Hechavarria’s big blast helped spare the Marlins from a meltdown loss that would have given the Padres a sweep of the series.
With the Marlins leading 2-0 with one out in the ninth following another strong outing from Jose Fernandez, A.J. Ramos gave up a tying, two-run homer to 5-6 Alexi Amarista, the Padres’ shortstop and No. 8 hitter.
But after Martin Prado and Jeff Mathis reached on walks in the ninth, the Marlins’ shortstop and No. 8 hitter — Hechavarria — one-upped his counterpart with a jolt of his own.
“Hallelujah!” exclaimed Marlins manager Dan Jennings after the exciting finish in front 25,228, a number that included 400 canines on “Bark at the Park” day at Marlins Park.
The victory snapped the Marlins’ four-game losing streak and came at the end of an emotional week in which the team traded five players and released another.
“To see guys step up, knowing we just finished the trade deadline, and that we’re not the same ball club we left spring training with. These guys have pride,” Jennings said.
It looked for eight innings that Fernandez would be the day’s storyline.
While Fernandez wasn’t at his best, he was good enough to deliver six shutout innings despite totaling an exhausting 112 pitches. He struck out 10 along the way.
And when he turned the ball over to the bullpen, the Marlins had a 2-0 lead, putting him in position to tie a major league record for most home wins without a loss — 16 — to begin a major-league career.
Fernandez brought 15-0 home mark into the game.

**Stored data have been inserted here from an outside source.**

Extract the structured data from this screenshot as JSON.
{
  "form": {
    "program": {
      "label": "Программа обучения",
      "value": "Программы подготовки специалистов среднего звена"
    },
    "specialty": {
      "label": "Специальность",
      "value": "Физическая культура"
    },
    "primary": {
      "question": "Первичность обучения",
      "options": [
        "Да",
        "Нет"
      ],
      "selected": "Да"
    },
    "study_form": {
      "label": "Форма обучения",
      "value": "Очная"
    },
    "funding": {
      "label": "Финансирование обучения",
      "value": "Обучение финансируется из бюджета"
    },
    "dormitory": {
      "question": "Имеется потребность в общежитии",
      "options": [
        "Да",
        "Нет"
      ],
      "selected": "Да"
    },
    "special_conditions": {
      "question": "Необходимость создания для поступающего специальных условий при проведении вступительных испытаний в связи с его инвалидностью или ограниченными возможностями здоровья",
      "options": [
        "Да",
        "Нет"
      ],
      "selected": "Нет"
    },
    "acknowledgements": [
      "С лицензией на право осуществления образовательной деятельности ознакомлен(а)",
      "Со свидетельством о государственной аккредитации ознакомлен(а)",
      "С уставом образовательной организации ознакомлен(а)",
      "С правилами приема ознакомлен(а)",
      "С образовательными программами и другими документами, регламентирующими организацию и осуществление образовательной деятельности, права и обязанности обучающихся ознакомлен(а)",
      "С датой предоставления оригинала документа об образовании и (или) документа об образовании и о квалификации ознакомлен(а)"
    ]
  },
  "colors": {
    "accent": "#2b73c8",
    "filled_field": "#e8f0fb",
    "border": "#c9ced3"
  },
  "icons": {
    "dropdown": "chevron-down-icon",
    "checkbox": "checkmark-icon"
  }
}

But he wasn’t typically sharp, struggling through a 25-pitch first inning in which the Padres loaded the bases but failed to score, and ending the fifth with 94 pitches after giving up a leadoff triple to Amarista but stranding him at third by retiring the next three hitters.
Jennings could have pulled him at that point. But Fernandez had other ideas.
“I asked to go back out,” Fernandez said. “I felt strong. I felt like my stuff was there. It was not like I was struggling, even though it was really hot.”
Fernandez made it through the sixth. The only other time Fernandez has thrown more pitches was on May 4, 2014, against the Dodgers — the game in which he injured his right arm — when he totaled 114. One week later, Fernandez was on an operating table undergoing Tommy John surgery.
After Fernandez left the game Sunday, it was up to the bullpen to protect the team’s two-run lead.
But after Bryan Morris, Carter Capps and Mike Dunn got the Marlins through the seventh and eighth innings, Ramos took over in the ninth and ran into immediate trouble when he gave a bloop single to Derek Norris.
One out later, he gave up the tying homer to Amarista, eliminating any chance Fernandez would equal the big-league record on Sunday. He’ll get another shot to match it the next time he takes the mound at Marlins Park.
“A.J. just threw a pitch down in the wheelhouse,” Jennings said.
That’s when Hechavarria came through with the first walk-off home run of his career.
“You don’t expect Hech to hit it that far,” Fernandez said. “That was just fantastic.”
Said Hechavarria: “I’ve never won a game with a walk-off home run.”